Abel Picabéa foi um daqueles “hermanos” que chegam e ficam por aqui. Nascido em Buenos Aires (26.07.1906), veio como atleta, aos 31 anos de idade, para o São Cristóvão de 1937. Jogou por quatro temporadas, pendurou as chuteiras e engatou a carreira de treinador, pelo Canto do Rio. Achava que os seus conhecimentos técnicos dos tempos de “médio direito” do San Lorenzo, de Almagro, e do Rosário Central, juntados ao que vivera no São Cristóvão, credenciavam-lhe a uma boa e nova aventura.
Picabéa ficou um ano no "Cantusca". No seguinte, voltou ao São Cristóvão, para mais quatro anos. Passou, depois, por Madureira e Santos (em 1946) e totalizou 12 temporadas de futebol brasileiro. Fincando raízes por aqui. Até 1955, trabalhou, ainda, para o América-MG, o Olaria-RJ, o Palmeiras e a Portuguesa de Desportos. No total, 21 anos de Brasil. Até que o português Sporting o levou. Uma temporada depois já era do espanhol Oviedo – até 1959.
Em 1960, o contrato de Picabéa terminara na Espanha e ele não se decidira pelo futuro. Tirou um tempinho para ir ao Rio de Janeiro, vendar a sua agência de vendas de automóveis. Enquanto resolvia negócios, amigos o indicaram ao presidente vascaíno Allah Batista.
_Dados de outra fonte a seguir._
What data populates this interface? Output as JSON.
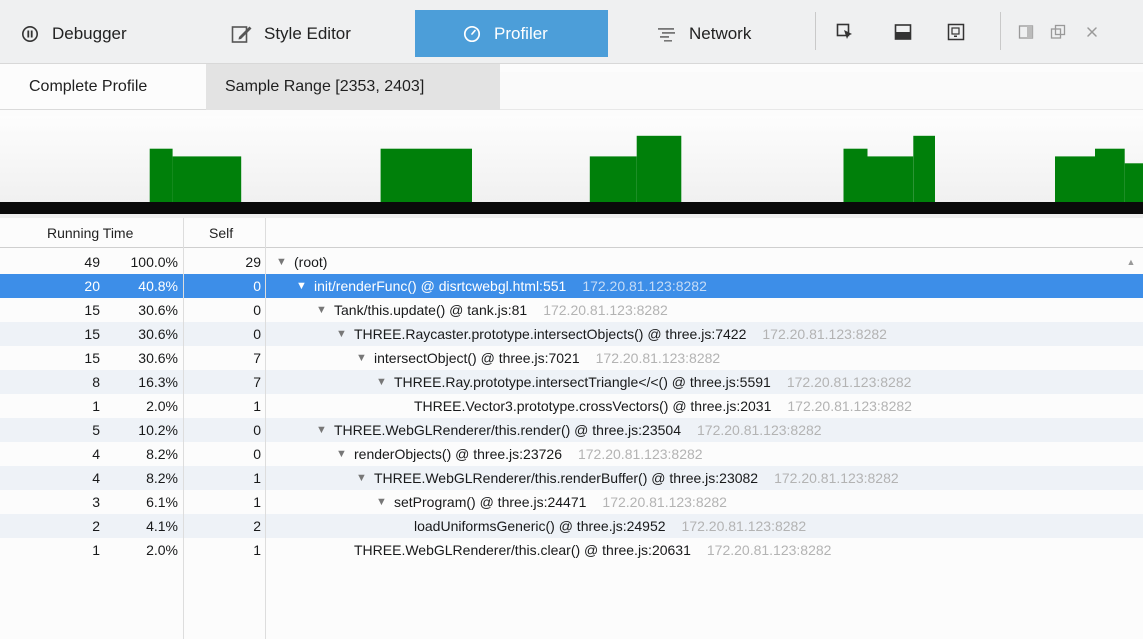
{
  "toolbar": {
    "tabs": [
      {
        "label": "Debugger",
        "icon": "pause-circle-icon"
      },
      {
        "label": "Style Editor",
        "icon": "pencil-box-icon"
      },
      {
        "label": "Profiler",
        "icon": "stopwatch-icon"
      },
      {
        "label": "Network",
        "icon": "network-lines-icon"
      }
    ],
    "active_tab": "Profiler",
    "commands": [
      "pick-element-icon",
      "split-console-icon",
      "responsive-mode-icon",
      "dock-side-icon",
      "undock-window-icon",
      "close-icon"
    ]
  },
  "subtabs": [
    {
      "label": "Complete Profile"
    },
    {
      "label": "Sample Range [2353, 2403]"
    }
  ],
  "graph": {
    "color": "#00800a",
    "bar_levels": [
      {
        "start": 0.131,
        "end": 0.151,
        "level": 0.62
      },
      {
        "start": 0.151,
        "end": 0.211,
        "level": 0.53
      },
      {
        "start": 0.333,
        "end": 0.413,
        "level": 0.62
      },
      {
        "start": 0.516,
        "end": 0.557,
        "level": 0.53
      },
      {
        "start": 0.557,
        "end": 0.596,
        "level": 0.77
      },
      {
        "start": 0.738,
        "end": 0.759,
        "level": 0.62
      },
      {
        "start": 0.759,
        "end": 0.799,
        "level": 0.53
      },
      {
        "start": 0.799,
        "end": 0.818,
        "level": 0.77
      },
      {
        "start": 0.923,
        "end": 0.958,
        "level": 0.53
      },
      {
        "start": 0.958,
        "end": 0.984,
        "level": 0.62
      },
      {
        "start": 0.984,
        "end": 1.0,
        "level": 0.45
      }
    ]
  },
  "tree": {
    "columns": {
      "running_time": "Running Time",
      "self": "Self"
    },
    "rows": [
      {
        "samples": "49",
        "percent": "100.0%",
        "self": "29",
        "name": "(root)",
        "host": "",
        "depth": 0,
        "expandable": true,
        "selected": false
      },
      {
        "samples": "20",
        "percent": "40.8%",
        "self": "0",
        "name": "init/renderFunc() @ disrtcwebgl.html:551",
        "host": "172.20.81.123:8282",
        "depth": 1,
        "expandable": true,
        "selected": true
      },
      {
        "samples": "15",
        "percent": "30.6%",
        "self": "0",
        "name": "Tank/this.update() @ tank.js:81",
        "host": "172.20.81.123:8282",
        "depth": 2,
        "expandable": true,
        "selected": false
      },
      {
        "samples": "15",
        "percent": "30.6%",
        "self": "0",
        "name": "THREE.Raycaster.prototype.intersectObjects() @ three.js:7422",
        "host": "172.20.81.123:8282",
        "depth": 3,
        "expandable": true,
        "selected": false
      },
      {
        "samples": "15",
        "percent": "30.6%",
        "self": "7",
        "name": "intersectObject() @ three.js:7021",
        "host": "172.20.81.123:8282",
        "depth": 4,
        "expandable": true,
        "selected": false
      },
      {
        "samples": "8",
        "percent": "16.3%",
        "self": "7",
        "name": "THREE.Ray.prototype.intersectTriangle</<() @ three.js:5591",
        "host": "172.20.81.123:8282",
        "depth": 5,
        "expandable": true,
        "selected": false
      },
      {
        "samples": "1",
        "percent": "2.0%",
        "self": "1",
        "name": "THREE.Vector3.prototype.crossVectors() @ three.js:2031",
        "host": "172.20.81.123:8282",
        "depth": 6,
        "expandable": false,
        "selected": false
      },
      {
        "samples": "5",
        "percent": "10.2%",
        "self": "0",
        "name": "THREE.WebGLRenderer/this.render() @ three.js:23504",
        "host": "172.20.81.123:8282",
        "depth": 2,
        "expandable": true,
        "selected": false
      },
      {
        "samples": "4",
        "percent": "8.2%",
        "self": "0",
        "name": "renderObjects() @ three.js:23726",
        "host": "172.20.81.123:8282",
        "depth": 3,
        "expandable": true,
        "selected": false
      },
      {
        "samples": "4",
        "percent": "8.2%",
        "self": "1",
        "name": "THREE.WebGLRenderer/this.renderBuffer() @ three.js:23082",
        "host": "172.20.81.123:8282",
        "depth": 4,
        "expandable": true,
        "selected": false
      },
      {
        "samples": "3",
        "percent": "6.1%",
        "self": "1",
        "name": "setProgram() @ three.js:24471",
        "host": "172.20.81.123:8282",
        "depth": 5,
        "expandable": true,
        "selected": false
      },
      {
        "samples": "2",
        "percent": "4.1%",
        "self": "2",
        "name": "loadUniformsGeneric() @ three.js:24952",
        "host": "172.20.81.123:8282",
        "depth": 6,
        "expandable": false,
        "selected": false
      },
      {
        "samples": "1",
        "percent": "2.0%",
        "self": "1",
        "name": "THREE.WebGLRenderer/this.clear() @ three.js:20631",
        "host": "172.20.81.123:8282",
        "depth": 3,
        "expandable": false,
        "selected": false
      }
    ]
  }
}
Picabeá recebeu um time forte – Barbosa (Ita), Paulinho de Almeida (Dario), Bellini, Orlando (Russo) e Coronel; Écio (Laerte) e Roberto Pinto (Valdemar); Sabará, Delém, Wilson Moreira e Pinga (Ronaldo) era a base. Mas não demorou muito na Colina. Era pra lá de chato. Só por isso?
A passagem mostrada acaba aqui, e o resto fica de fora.